Here also is Del Toro (playing a non-Latino character, entirely convincingly—maybe it took a Mexican director to try it) as an ex-con family man who has sworn off the bottle and now has “Jesus Saves!” painted on the back of his behemoth Dodge pickup. Yet here he is too, being issued a blanket and a uniform and being ushered into a prison cell—is this his past or his future? Even as we begin to grasp what nightmarish combination of these people (and that Dodge pickup) has interlocked all their lives, there are mysteries aplenty. How will all three of the principals wind up in that motel room? And why is one of them bleeding to death in the back seat of a car, while the other two desperately rush him to a hospital?

Part of González Iñárritu’s brilliance is his sense, captured by this narrative method, that lives happen to those who live them with a sort of simultaneity. Those of us who live long enough experience our younger and older selves, our triumphs and tragedies, even maybe our births and our deaths, as all happening in a bewildering, nonsequential welter. I’m also at least a little reluctant to criticize any movie that depicts the lives of middle-aged people with such tenderness and complexity. It isn’t just the young and the beautiful who torment themselves with what-ifs and might-have-beens, who face life-changing crises with an unstable mixture of stoicism and abject cowardice.

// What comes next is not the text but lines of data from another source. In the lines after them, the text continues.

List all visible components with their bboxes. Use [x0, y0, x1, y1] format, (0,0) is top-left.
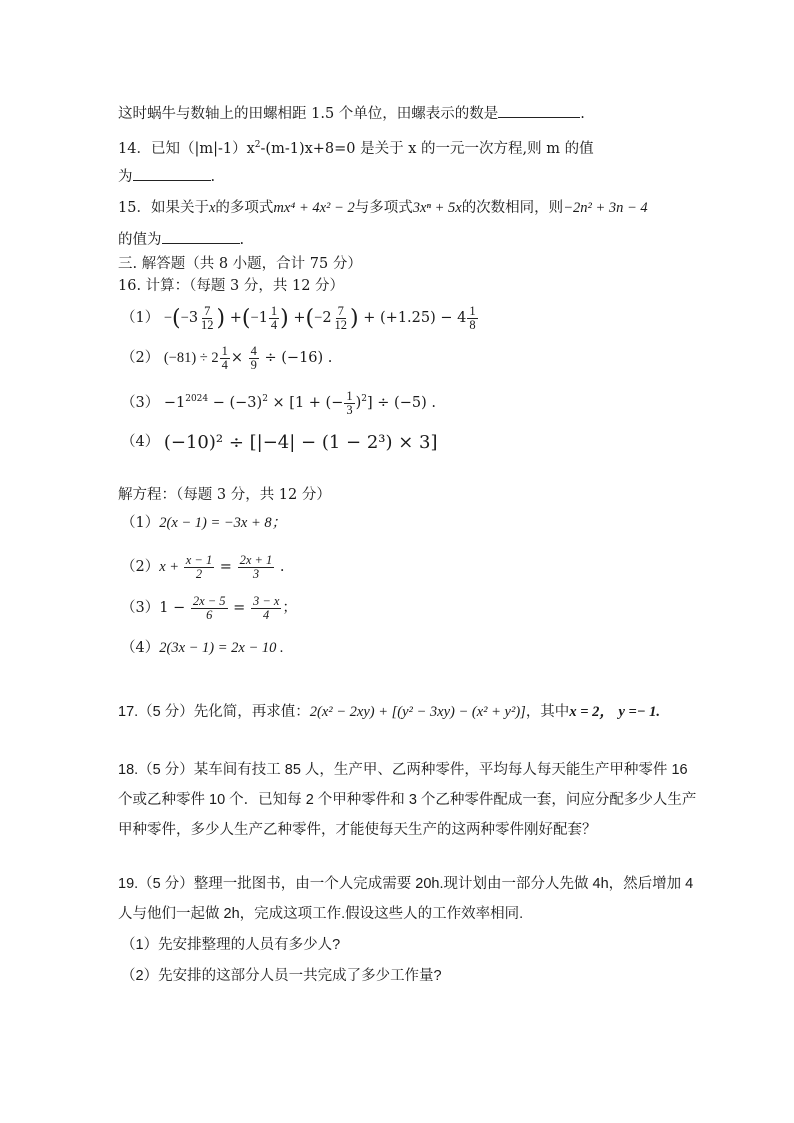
fraction: $\frac{1}{8}$ — [469, 303, 476, 332]
problem-15-line2: 的值为 . — [118, 229, 244, 250]
calc-item-2: （2） (−81) ÷ 2 $\frac{1}{4}$ × $\frac{4}{9}$ ÷ (−16) . — [121, 343, 333, 372]
problem-19-q1: （1）先安排整理的人员有多少人? — [121, 937, 341, 953]
fraction: $\frac{7}{12}$ — [334, 303, 348, 332]
calc-item-1: （1） −(−3 $\frac{7}{12}$ ) +(−1 $\frac{1}{4}$ ) +(−2 $\frac{7}{12}$ ) + (+1.25) − 4 $\frac{1}{8}$ — [121, 303, 476, 332]
fraction: $\frac{1}{4}$ — [270, 303, 278, 332]
problem-14-line2: 为 . — [118, 166, 215, 187]
answer-blank — [162, 229, 240, 244]
equations-title: 解方程：（每题 3 分，共 12 分） — [118, 487, 331, 503]
answer-blank — [498, 103, 580, 118]
equation-2: （2）x + $\frac{x - 1}{2}$ = $\frac{2x + 1}{3}$ . — [121, 552, 285, 581]
equation-3: （3）1 − $\frac{2x - 5}{6}$ = $\frac{3 - x}{4}$ ； — [121, 593, 297, 622]
problem-15: 15．如果关于x的多项式mx⁴ + 4x² − 2与多项式3xⁿ + 5x的次数相同，则−2n² + 3n − 4 — [118, 200, 648, 216]
p13-tail: 这时蜗牛与数轴上的田螺相距 1.5 个单位，田螺表示的数是 . — [118, 103, 585, 124]
problem-19-q2: （2）先安排的这部分人员一共完成了多少工作量? — [121, 968, 442, 984]
calc-item-3: $(3) -1^{2024} - (-3)^2 \times [1$ + (− $\frac{1}{3}$ )$^2$] ÷ (−5) . — [121, 388, 436, 417]
problem-14: 14．已知$(|m|-1)x^2-(m-1)x+8=0$ 是关于 x 的一元一次方程,则 m 的值 — [118, 140, 594, 157]
section-heading: 三. 解答题（共 8 小题，合计 75 分） — [118, 256, 362, 272]
problem-18-l1: 18.（5 分）某车间有技工 85 人，生产甲、乙两种零件，平均每人每天能生产甲种零件 16 — [118, 762, 688, 778]
problem-18-l2: 个或乙种零件 10 个．已知每 2 个甲种零件和 3 个乙种零件配成一套，问应分配多少人生产 — [118, 792, 697, 808]
problem-19-l2: 人与他们一起做 2h，完成这项工作.假设这些人的工作效率相同. — [118, 906, 524, 922]
fraction: $\frac{1}{4}$ — [221, 343, 228, 372]
fraction: $\frac{4}{9}$ — [250, 343, 257, 372]
problem-17: 17.（5 分）先化简，再求值：2(x² − 2xy) + [(y² − 3xy) − (x² + y²)]，其中x = 2， y =− 1. — [118, 704, 661, 720]
problem-19-l1: 19.（5 分）整理一批图书，由一个人完成需要 20h.现计划由一部分人先做 4h，然后增加 4 — [118, 876, 694, 892]
fraction: $\frac{x - 1}{2}$ — [185, 552, 213, 581]
problem-16-title: 16. 计算：（每题 3 分，共 12 分） — [118, 278, 345, 294]
fraction: $\frac{3 - x}{4}$ — [252, 593, 280, 622]
fraction: $\frac{2x - 5}{6}$ — [192, 593, 226, 622]
answer-blank — [133, 166, 211, 181]
fraction: $\frac{2x + 1}{3}$ — [239, 552, 273, 581]
equation-1: （1）2(x − 1) = −3x + 8； — [121, 515, 287, 531]
fraction: $\frac{7}{12}$ — [201, 303, 214, 332]
problem-18-l3: 甲种零件，多少人生产乙种零件，才能使每天生产的这两种零件刚好配套？ — [118, 822, 597, 838]
calc-item-4: （4） (−10)² ÷ [|−4| − (1 − 2³) × 3] — [121, 432, 438, 453]
equation-4: （4）2(3x − 1) = 2x − 10 . — [121, 640, 284, 656]
fraction: $\frac{1}{3}$ — [346, 388, 353, 417]
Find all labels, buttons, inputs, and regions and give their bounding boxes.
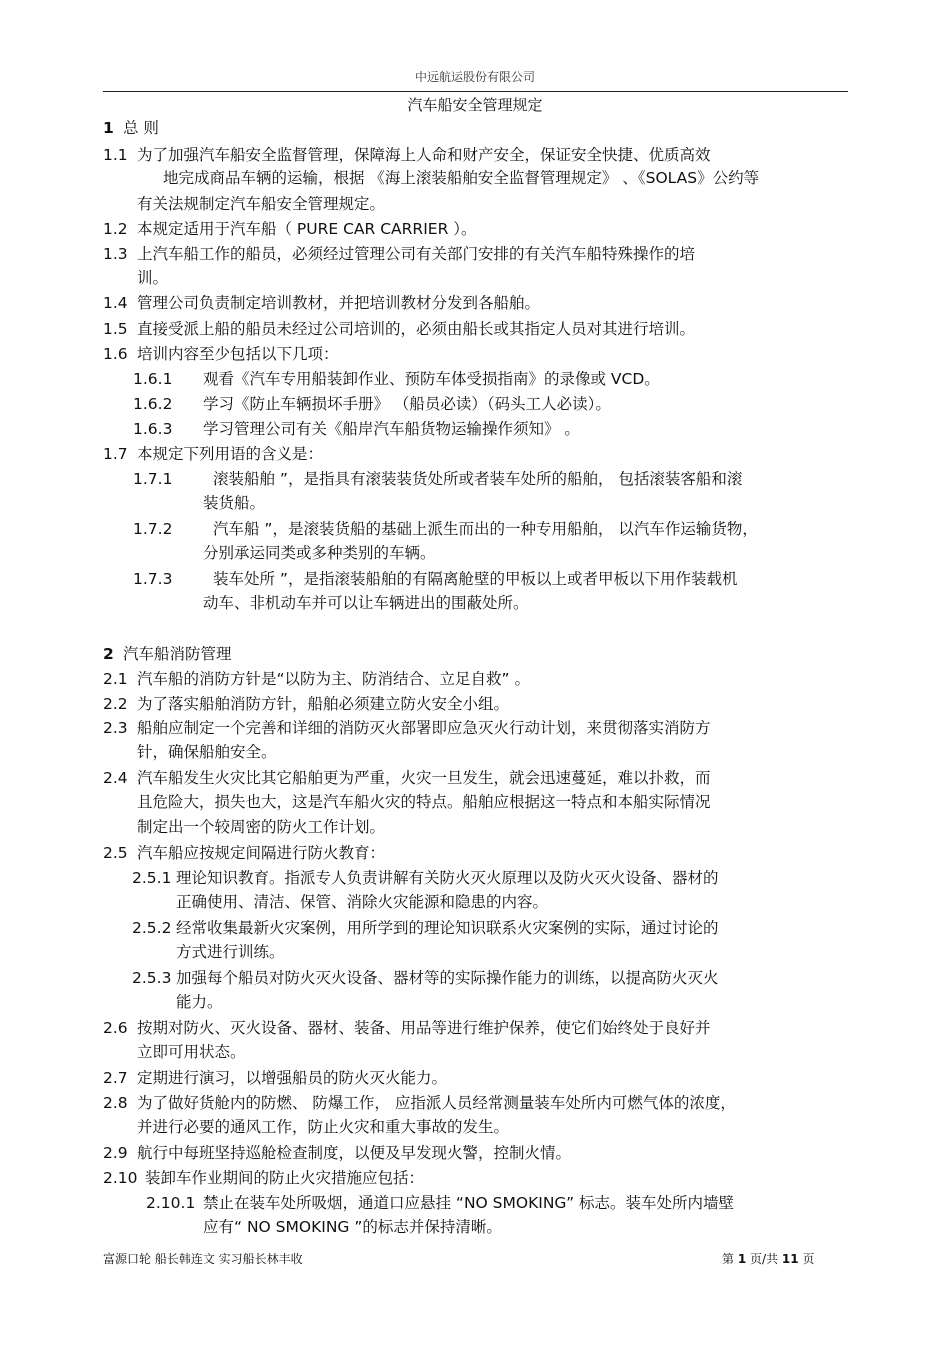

Watching Penn and Del Toro (and, to a lesser extent, the actually young and actually beautiful Watts) navigate the recesses of these damaged, ambivalent characters—worried, self-absorbed people who suspect they deserve the bad things that have happened to them and profoundly mistrust the good things—is pretty much worth the price of admission. But uprooted from their home soil, González Iñárritu and screenwriter Guillermo Arriaga can’t quite manage to make this gloomy, improbable stew of romance, film noir and pseudo-metaphysical speculation hang together. Foreign filmmakers have made many of the best movies about America, and I don’t doubt that the prodigiously talented González Iñárritu can follow suit. He might have to figure out what he actually thinks about our country first.